In 2020, 2021 and again this year, famous French graphic artist Jean Jullien has installed giant copies of characters from his works. We don’t know him or his work but the characters were really fun.
Nantes has created an ingenious way to make its art and cultural icons accessible to visitors. It’s so simple, it’s amazing other cities haven’t adopted it. It’s called the Green Line.
Quite simply, a green stripe on the pavement runs around the city, up side alleys, through parks and along the river for almost 20km. Follow the green line and you can find statues, sculptures, street art, historic buildings and more. The tourist office has a map and since most people wouldn’t want to walk the whole thing in one day, it’s easy to split it into sub-circuits depending on what areas interest you most.
Monsieur Jullien even incorporated the Green Line into his most recent installation.
The line is how we found Ode to Sidestepping, a bronze of a man with one foot on his plinth and the other stepping off into thin air.
That artist is also responsible for this one. Its name translates as ‘In Praise of Transgression’. Is it a girl who aspires to be a statue climbing up, or a statue who aspires to be a real girl climbing down to escape? It’s all in the eye of the beholder.
The Green Line also took us to lots of interestingly designed modern buildings. Some of which take themselves just a bit too seriously. At this one, a faint sound, something between metal clicking and birds chirping, emanates from the space between the solid walls and the decorative outside. In a classic piece of art gobblegook, it’s said that “by using sound as if it were a material substance, [the creator] tries to substitute the image with sound and reduce the importance of vision in order to even out the balance of our perception”. Seriously, WTF??

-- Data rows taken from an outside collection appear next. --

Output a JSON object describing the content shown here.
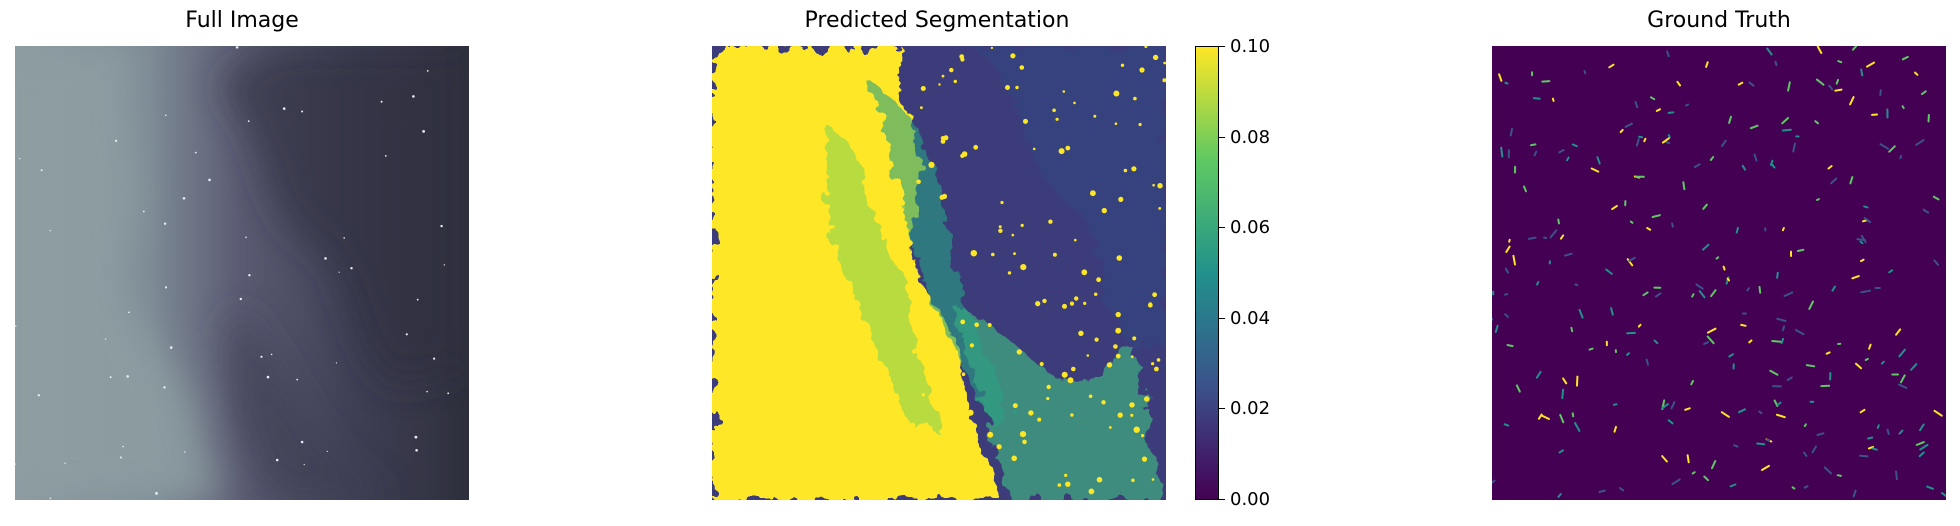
{
  "panels": {
    "full_image": {
      "title": "Full Image"
    },
    "predicted": {
      "title": "Predicted Segmentation"
    },
    "ground_truth": {
      "title": "Ground Truth"
    }
  },
  "colorbar": {
    "ticks": [
      "0.00",
      "0.02",
      "0.04",
      "0.06",
      "0.08",
      "0.10"
    ],
    "range": [
      0.0,
      0.1
    ],
    "colormap": "viridis"
  },
  "colors": {
    "viridis_low": "#440154",
    "viridis_mid": "#21918c",
    "viridis_high": "#fde725",
    "gray_light": "#8c9aa0",
    "gray_dark": "#30303f"
  }
}
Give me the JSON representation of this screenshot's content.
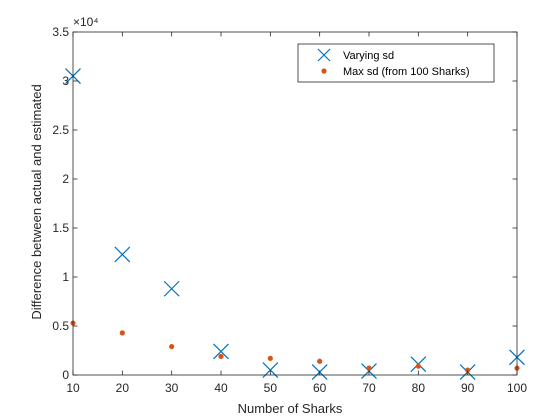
{
  "chart_data": {
    "type": "scatter",
    "title": "",
    "xlabel": "Number of Sharks",
    "ylabel": "Difference between actual and estimated",
    "xlim": [
      10,
      100
    ],
    "ylim": [
      0,
      35000
    ],
    "x_ticks": [
      10,
      20,
      30,
      40,
      50,
      60,
      70,
      80,
      90,
      100
    ],
    "x_tick_labels": [
      "10",
      "20",
      "30",
      "40",
      "50",
      "60",
      "70",
      "80",
      "90",
      "100"
    ],
    "y_ticks": [
      0,
      5000,
      10000,
      15000,
      20000,
      25000,
      30000,
      35000
    ],
    "y_tick_labels": [
      "0",
      "0.5",
      "1",
      "1.5",
      "2",
      "2.5",
      "3",
      "3.5"
    ],
    "y_exponent_label": "×10⁴",
    "grid": false,
    "legend_position": "top-right",
    "series": [
      {
        "name": "Varying sd",
        "marker": "x",
        "color": "#0072BD",
        "x": [
          10,
          20,
          30,
          40,
          50,
          60,
          70,
          80,
          90,
          100
        ],
        "y": [
          30500,
          12300,
          8800,
          2400,
          500,
          300,
          400,
          1100,
          300,
          1800
        ]
      },
      {
        "name": "Max sd (from 100 Sharks)",
        "marker": "dot",
        "color": "#D95319",
        "x": [
          10,
          20,
          30,
          40,
          50,
          60,
          70,
          80,
          90,
          100
        ],
        "y": [
          5300,
          4300,
          2900,
          1900,
          1700,
          1400,
          700,
          900,
          500,
          700
        ]
      }
    ]
  }
}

We thought it looked like a giant lamington.
Almost but not quite so esoteric was this piece outside the University’s School of Polar Studies. Apparently it “offers a poetic and metaphorical vision” of the school’s work. Good grief.
This one we liked. An architectural design firm has in its courtyard an exact but gigantic copy of the principal architect’s measuring tape.
The historic Graslin Quarter is home to many elegant 19th century buildings.
But look closely and a number of them are sporting fun additions. Look again at the roof of the Opera House in the above photo. It’s all part of the annual art festival.
It’s also the prime shopping district for the city. Nantes claims it is the only city in the world where the name of a street has given birth to a verb. Rue Crebillon, known in the 1800s for its chic boutiques with lavish window displays, gifted the French language the word ‘crebillonner’ meaning ‘window shopping’.
Paris is famous for its covered passages, but the Passage Pommeraye in Nantes is a rare thing indeed – a three storey covered passage. Built in 1843, it is also a clever piece of design. It links two streets on a steep slope but the internal configuration makes it appear to be on one level. It’s beautiful.
And full of quirky shops. Raccoon fur swimwear, anyone?
Shopping addicts couldn’t get any closer than staying in Micr’Home. Perched five metres off the ground in the lane next to Passage Pommeraye, what may well be the world’s tiniest apartment is available for rent. It is comprised of three 2 metre wide floors, a total of just 26 square metres including a living room/kitchen, bedroom and bathroom.
Nantes also has some really great restaurants and a swag of classic bistros. How could you not be impressed with a city that’s got a restaurant dedicated to potato just a block from one specialising in pork? Sounds like a collaboration waiting to happen.
Outdoor Christmas markets were in full swing. France was in the World Cup final. Bars were packed and there was a festive atmosphere, until they lost by one point in extra time. Maybe next time.
Nantes was a fun city. We came to see an elephant and discovered so much more.